Das dürfe sich nicht wiederholen, meinte er, und ordnete den Tassenzensus an. Nach der Erfassung sollte dann jedes Jahr einmal überprüft werden, ob die Bürgerinnen und Bürger des Landes noch alle Tassen im Schrank hätten. So wie es an diesem Tag geschehen sollte. Am Ende ließe sich so doch noch überprüfen, ob der nunmehrige Kanzler vielleicht doch recht gehabt hat mit seiner Behauptung.
Der Moosgruber unter Verdacht
Logisch, ausbaden mussten derartige Ideen natürlich wieder er und seine Kollegen in der Polizeiinspektion.
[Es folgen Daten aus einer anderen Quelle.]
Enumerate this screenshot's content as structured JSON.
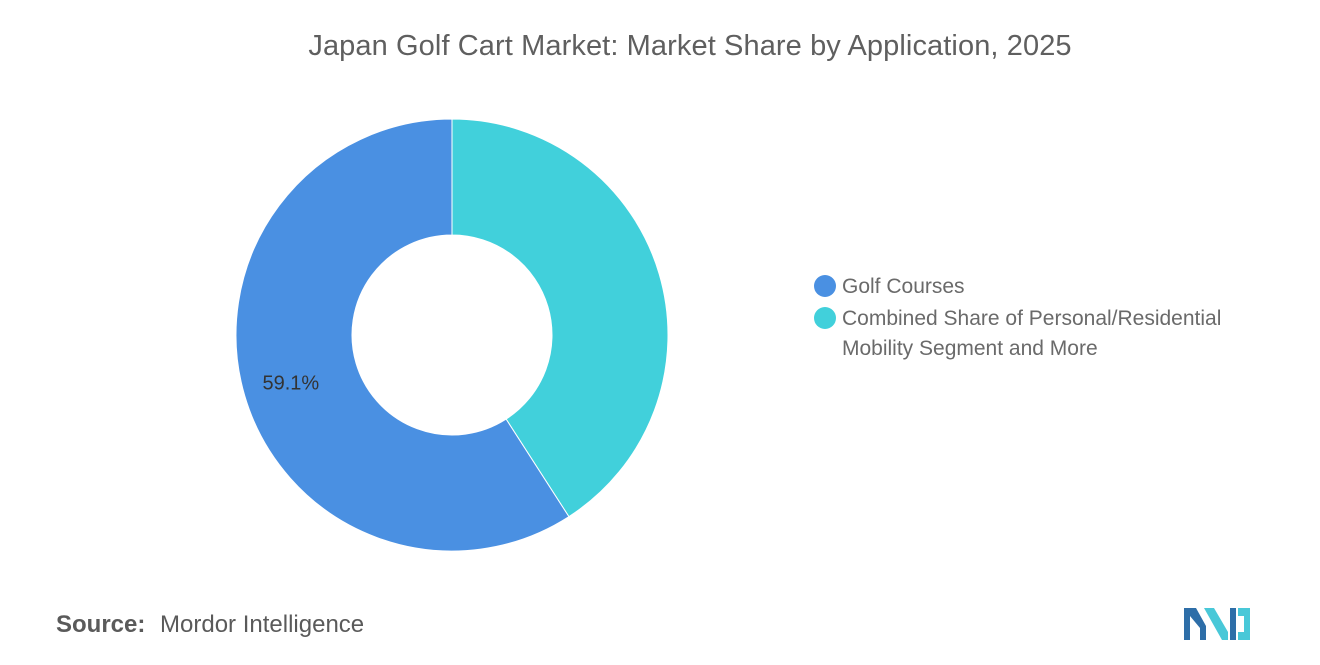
{
  "title": "Japan Golf Cart Market: Market Share by Application, 2025",
  "colors": {
    "golf_courses": "#4A90E2",
    "combined": "#41D0DB",
    "title_text": "#5f5f5f",
    "logo_dark": "#2E6EA8",
    "logo_light": "#49C8D8"
  },
  "chart_data": {
    "type": "pie",
    "variant": "donut",
    "title": "Japan Golf Cart Market: Market Share by Application, 2025",
    "unit": "%",
    "slices": [
      {
        "name": "Golf Courses",
        "value": 59.1,
        "label": "59.1%",
        "color": "#4A90E2"
      },
      {
        "name": "Combined Share of Personal/Residential Mobility Segment and More",
        "value": 40.9,
        "label": "",
        "color": "#41D0DB"
      }
    ],
    "legend_position": "right"
  },
  "legend": {
    "items": [
      {
        "label": "Golf Courses",
        "color": "#4A90E2"
      },
      {
        "label_line1": "Combined Share of Personal/Residential",
        "label_line2": "Mobility Segment and More",
        "color": "#41D0DB"
      }
    ]
  },
  "source": {
    "label": "Source:",
    "value": "Mordor Intelligence"
  },
  "logo": {
    "icon": "mordor-intelligence-logo-icon"
  }
}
Als hätten sie nicht genug zu tun. Gerade erst war aufgeflogen, dass sich ein paar Kollegen mit dem Kauf und Weiterverkauf von Kokain ein paar Euro dazuverdient hatten. Damit hatte der Schöninger immer noch genug Ärger. Sogar der Moosgruber war unter Verdacht geraten. Doch am Ende stellte sich heraus, dass es stinknormaler Schnupftabak war, den er sich regelmäßig einverleibte.
Und der Schöninger selbst hatte sich gefragt, wie es sein konnte, dass sich der Heinl dieses neue Paar Ski leisten konnte, mit dem er eines Tages auf dem Dachgepäckträger dahergekommen war. „ETFs“, hatte der Heinl geantwortet, als er ihn gefragt hat. Er wollte gar nicht weiter nachfragen, was sich hinter dieser Abkürzung verbarg. Schwierige Zeiten waren das.
Und jetzt sollten sie jedes Jahr Tassen zählen! Der Schöninger war nicht der einzige, der Zweifel am Tassenzensus hatte. Kritiker hatten von einem riesigen Bürokratiemonster gesprochen, weil ja nun der Kauf von neuen Tassen ebenso registriert werden musste wie der Verlust eines Haferls, wenn er beispielsweise zu Boden fiel und zerbrach.
Schnell die Bonpflicht bei Bäckereien abgeschafft
Als Ausgleichsmaßnahme hatte man schnell die Bonpflicht bei den Bäckereien wieder abgeschafft. Die „Mama“ jedenfalls hatte jetzt Angst. „Dann hätte ich es doch gemeldet, Papa“, hatte sie gesagt, als er am Morgen die Vermutung geäußert hatte, das Haferl könnte ihr ja runtergefallen sein. Ob der Karli sie vielleicht mal mitgenommen hat? Er würde seinen Sohn gleich mal anrufen.
Inspektor Schöninger schaute auf die Uhr. Es war halb acht. Eineinhalb Stunden Dienst hatte er schon hinter sich. Auch dieser Tag würde also vorübergehen. Er musste lächeln. Eigentlich hatten sie ja Glück. Bayerns Wirtschaftsminister Aiwanger hatte seinerzeit bei dieser Heizungsdemonstration in Erding die Vermutung geäußert, die „do oben in Berlin hätten den Orsch auf“. In der Haut der Berliner Kollegen, die das nun überprüfen sollten, wollte er jedenfalls nicht stecken.